Levei Pedro para conhecer o lugar.
Da porta da entrada até mesmo a antena de radio.
Pedro me parecia ser alguém profundamente curioso. Isso era nítido em seus olhos. Me vi emprisionado por ter ficado super atento a tudo que eu falava. Percebia que ele também sabia muito do assunto, o que me deixou mais confortável.

– Pessoas como você, sabem de muitas coisas. - Disse ele.
– Só sei o que me ensinaram. - Respondi.
– Não, talvez você saiba mais do que te ensinaram.

Eu dei de ombros.

– Tem um lugar que você ainda não conhece. - Falei.

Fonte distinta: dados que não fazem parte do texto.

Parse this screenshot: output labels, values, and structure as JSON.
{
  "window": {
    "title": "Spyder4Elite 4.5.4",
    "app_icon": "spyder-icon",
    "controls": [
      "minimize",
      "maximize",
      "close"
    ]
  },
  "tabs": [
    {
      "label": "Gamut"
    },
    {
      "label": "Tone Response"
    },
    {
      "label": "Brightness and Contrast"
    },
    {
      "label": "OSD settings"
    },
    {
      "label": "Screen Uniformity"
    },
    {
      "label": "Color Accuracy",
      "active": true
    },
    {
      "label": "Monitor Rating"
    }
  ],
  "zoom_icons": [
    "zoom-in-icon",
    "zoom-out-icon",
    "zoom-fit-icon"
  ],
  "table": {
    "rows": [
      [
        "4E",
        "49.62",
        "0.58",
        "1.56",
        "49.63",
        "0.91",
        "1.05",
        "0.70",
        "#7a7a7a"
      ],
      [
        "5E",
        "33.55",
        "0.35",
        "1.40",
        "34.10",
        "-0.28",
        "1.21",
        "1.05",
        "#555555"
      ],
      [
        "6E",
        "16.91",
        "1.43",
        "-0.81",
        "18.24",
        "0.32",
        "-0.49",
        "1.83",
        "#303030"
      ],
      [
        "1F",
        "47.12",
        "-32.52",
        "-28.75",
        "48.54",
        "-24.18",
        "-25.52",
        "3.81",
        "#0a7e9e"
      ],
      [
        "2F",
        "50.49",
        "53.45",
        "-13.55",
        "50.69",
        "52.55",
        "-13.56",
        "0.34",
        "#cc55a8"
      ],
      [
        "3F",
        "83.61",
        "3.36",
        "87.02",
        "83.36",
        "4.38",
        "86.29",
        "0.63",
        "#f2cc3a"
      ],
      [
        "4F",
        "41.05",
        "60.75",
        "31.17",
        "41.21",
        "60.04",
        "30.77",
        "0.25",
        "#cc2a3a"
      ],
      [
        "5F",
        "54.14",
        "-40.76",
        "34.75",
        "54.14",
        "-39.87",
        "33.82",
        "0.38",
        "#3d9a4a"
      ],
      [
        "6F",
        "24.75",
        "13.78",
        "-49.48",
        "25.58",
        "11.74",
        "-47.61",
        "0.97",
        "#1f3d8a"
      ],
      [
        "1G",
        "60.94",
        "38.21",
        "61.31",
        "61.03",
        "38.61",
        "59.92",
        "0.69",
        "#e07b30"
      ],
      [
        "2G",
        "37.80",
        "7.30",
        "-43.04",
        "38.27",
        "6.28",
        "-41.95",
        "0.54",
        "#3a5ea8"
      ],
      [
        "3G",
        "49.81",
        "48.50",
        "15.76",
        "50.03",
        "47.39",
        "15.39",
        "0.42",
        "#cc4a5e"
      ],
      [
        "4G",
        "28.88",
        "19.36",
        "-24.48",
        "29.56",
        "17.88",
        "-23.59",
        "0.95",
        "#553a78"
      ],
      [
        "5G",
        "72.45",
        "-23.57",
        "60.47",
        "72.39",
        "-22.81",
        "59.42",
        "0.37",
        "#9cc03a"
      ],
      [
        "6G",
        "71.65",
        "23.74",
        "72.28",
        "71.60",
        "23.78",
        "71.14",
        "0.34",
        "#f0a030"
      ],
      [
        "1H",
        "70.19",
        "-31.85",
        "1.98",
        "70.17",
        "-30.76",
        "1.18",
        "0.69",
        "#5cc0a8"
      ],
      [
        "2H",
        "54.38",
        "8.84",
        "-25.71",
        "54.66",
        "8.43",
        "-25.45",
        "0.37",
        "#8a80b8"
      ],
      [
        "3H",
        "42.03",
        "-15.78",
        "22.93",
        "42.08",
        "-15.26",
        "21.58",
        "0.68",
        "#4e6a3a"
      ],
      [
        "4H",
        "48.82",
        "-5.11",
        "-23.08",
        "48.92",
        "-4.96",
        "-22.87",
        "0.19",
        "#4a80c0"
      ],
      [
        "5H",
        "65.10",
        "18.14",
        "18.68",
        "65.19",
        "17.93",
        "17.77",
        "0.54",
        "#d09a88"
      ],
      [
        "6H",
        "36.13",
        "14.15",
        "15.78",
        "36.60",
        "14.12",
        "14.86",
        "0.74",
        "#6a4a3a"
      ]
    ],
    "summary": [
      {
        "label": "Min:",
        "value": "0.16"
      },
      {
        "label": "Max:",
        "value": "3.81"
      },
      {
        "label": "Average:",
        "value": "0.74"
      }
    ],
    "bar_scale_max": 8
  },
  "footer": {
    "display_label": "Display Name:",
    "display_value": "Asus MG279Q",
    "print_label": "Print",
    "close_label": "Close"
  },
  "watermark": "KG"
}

Levei ele até os fundos do jornal. Onde tinha um jardim suspenso que eu havia projetado. O projeto que me rendera noites de insonia terríveis. Sempre gostei de plantas. Na verdade, sempre fui apaixonado pelas coisas minimalistas. Elas me conquistavam. E eu amava.

Pedro me olhava ainda de uma forma que estava começando a me dar incômodos. Os seus olhos verdes, me deixava terrivelmente arrisco. Não pelo fato de serem verdes, mas pelo fato de sorrirem.

– Como é trabalha aqui? No jornal?
– E o melhor lugar que eu gostaria de trabalhar.
– Eu queria ser psicologo, mas não gosto de terapias, então, virei fotógrafo.

Rimos.

– As pessoas não falam do seu cabelo? Quer dizer, só pelo fato dele ser grande?

O cabelo do Pedro era na altura dos ombros. E eu, sempre fui curioso. Curioso ao ponto de fazer uma pergunta como essa. Talvez indiscreta. Talvez inconveniente. Mas, era uma pergunta. Sempre era só uma pergunta.

– Eu não ligo para o que elas falam sobre meu cabelo. E daí se me confundam com uma mulher? Eu e ela já temos algo em comum.
– O que?
– Alguns gostos.

Pedro?
PEDRO?
Não consigo acreditar, nisso, mas não havia nada concreto em minha mente. Apenas uma ideia.